Tangannya bekerja cekatan memotong batang, menyusun bunga, dan menata vas-vas di rak kayu. Toko itu masih sepi. Hanya terdengar suara gunting bunga dan langkah kakinya yang ringan di lantai keramik. Ia menatap hasil kerjanya dengan senyum kecil. Merasa damai di antara warna-warni kelopak yang lembut.
Namun tiba-tiba….
Prang!
Suara kaca pecah memecah keheningan pagi. Sebuah vas bunga di sudut rak terjatuh tanpa sengaja saat ia hendak memindahkan pot besar di dekatnya. Pecahannya berserakan di lantai. Air dan kelopak mawar berhamburan. Menimbulkan aroma yang lebih kuat dan tajam.
Kirana tertegun sejenak. Jantungnya berdetak lebih cepat. Bukan karena kaget semata, tapi karena sesuatu di dalam dirinya tiba-tiba terasa sesak.
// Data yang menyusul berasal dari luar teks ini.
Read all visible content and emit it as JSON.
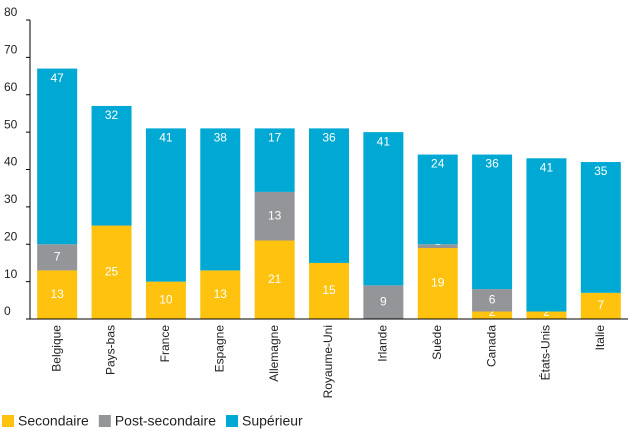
{
  "chart_data": {
    "type": "stacked_bar",
    "categories": [
      "Belgique",
      "Pays-bas",
      "France",
      "Espagne",
      "Allemagne",
      "Royaume-Uni",
      "Irlande",
      "Suède",
      "Canada",
      "États-Unis",
      "Italie"
    ],
    "series": [
      {
        "name": "Secondaire",
        "color": "#ffc20e",
        "values": [
          13,
          25,
          10,
          13,
          21,
          15,
          null,
          19,
          2,
          2,
          7
        ]
      },
      {
        "name": "Post-secondaire",
        "color": "#939598",
        "values": [
          7,
          null,
          null,
          null,
          13,
          null,
          9,
          1,
          6,
          null,
          null
        ]
      },
      {
        "name": "Supérieur",
        "color": "#00a9d4",
        "values": [
          47,
          32,
          41,
          38,
          17,
          36,
          41,
          24,
          36,
          41,
          35
        ]
      }
    ],
    "ylim": [
      0,
      80
    ],
    "yticks": [
      0,
      10,
      20,
      30,
      40,
      50,
      60,
      70,
      80
    ],
    "legend": "bottom-left"
  }
}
Ia menatap pecahan kaca itu lama, lalu teringat pada Ayahnya yang saat ini sedang mengantar adiknya ke sekolah.
“Semoga Ayah dan Davina sudah sampai sekolah dengan selamat…”
Sebelum sempat menenangkan diri, telepon di dalam tas berdering keras. Memotong keheningan dengan cara yang membuat jantung berdebar lebih cepat. Nada deringnya terdengar lebih tajam dari biasanya. Seakan membawa kabar yang tak ingin didengar. Layar ponsel menyala. Menampilkan nama yang membuat hatinya semakin tak tenang.
“Davina?”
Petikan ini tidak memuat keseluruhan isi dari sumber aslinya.